Euro Zone Interest Rates Hiked to 2009 High

The European Central Bank (ECB) announced this afternoon that short-term interest rates, known as the Minimum Bid Rate, have been raised to 1.50%; a high not seen since early 2009. The news bodes well for the euro zone, as tightening monetary policy should help lift the region’s currency values and keep its industries competitive globally.

The timing of the rate adjustment comes alongside forecasts of accelerating inflationary growth and similar monetary policy adjustments in Sweden, China and possibly New Zealand next week. Such rate adjustments speak to a sense of economic growth not felt in years, but the coincidental timing alongside ratings downgrades, slumps in manufacturing, bullish inflationary figures, and housing price growth seem to signal much more.

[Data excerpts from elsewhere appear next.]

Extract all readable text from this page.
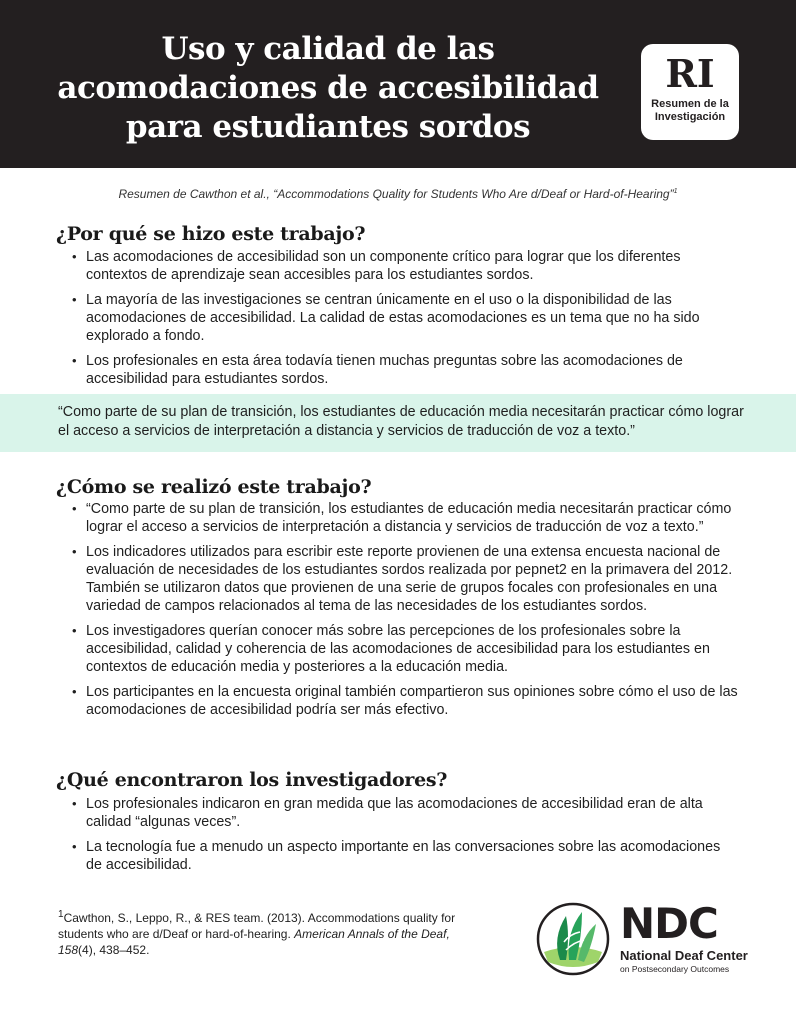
Uso y calidad de las
acomodaciones de accesibilidad
para estudiantes sordos
RI
Resumen de la
Investigación
Resumen de Cawthon et al., “Accommodations Quality for Students Who Are d/Deaf or Hard-of-Hearing”$^1$
¿Por qué se hizo este trabajo?
• Las acomodaciones de accesibilidad son un componente crítico para lograr que los diferentes contextos de aprendizaje sean accesibles para los estudiantes sordos.
• La mayoría de las investigaciones se centran únicamente en el uso o la disponibilidad de las acomodaciones de accesibilidad. La calidad de estas acomodaciones es un tema que no ha sido explorado a fondo.
• Los profesionales en esta área todavía tienen muchas preguntas sobre las acomodaciones de accesibilidad para estudiantes sordos.
“Como parte de su plan de transición, los estudiantes de educación media necesitarán practicar cómo lograr el acceso a servicios de interpretación a distancia y servicios de traducción de voz a texto.”
¿Cómo se realizó este trabajo?
• “Como parte de su plan de transición, los estudiantes de educación media necesitarán practicar cómo lograr el acceso a servicios de interpretación a distancia y servicios de traducción de voz a texto.”
• Los indicadores utilizados para escribir este reporte provienen de una extensa encuesta nacional de evaluación de necesidades de los estudiantes sordos realizada por pepnet2 en la primavera del 2012. También se utilizaron datos que provienen de una serie de grupos focales con profesionales en una variedad de campos relacionados al tema de las necesidades de los estudiantes sordos.
• Los investigadores querían conocer más sobre las percepciones de los profesionales sobre la accesibilidad, calidad y coherencia de las acomodaciones de accesibilidad para los estudiantes en contextos de educación media y posteriores a la educación media.
• Los participantes en la encuesta original también compartieron sus opiniones sobre cómo el uso de las acomodaciones de accesibilidad podría ser más efectivo.
¿Qué encontraron los investigadores?
• Los profesionales indicaron en gran medida que las acomodaciones de accesibilidad eran de alta calidad “algunas veces”.
• La tecnología fue a menudo un aspecto importante en las conversaciones sobre las acomodaciones de accesibilidad.
$^1$Cawthon, S., Leppo, R., & RES team. (2013). Accommodations quality for students who are d/Deaf or hard-of-hearing. American Annals of the Deaf, 158(4), 438–452.
NDC
National Deaf Center
on Postsecondary Outcomes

We now appear to be entering a period of internal reassessment. Growth is visible, sure; but consumers are still leery, ratings agencies are upset with inaction on several fronts by policymakers, debt contagion looms, and the financial and political structures that brought about the initial crash of our system are still in place, only mildly adjusted.

This is not a song of pessimism; merely an acknowledgement that growth for the next few months, if not years, will likely be marred by forecasts and assessments made by analysts reluctant to accept that anything has really changed. The question is, Has it?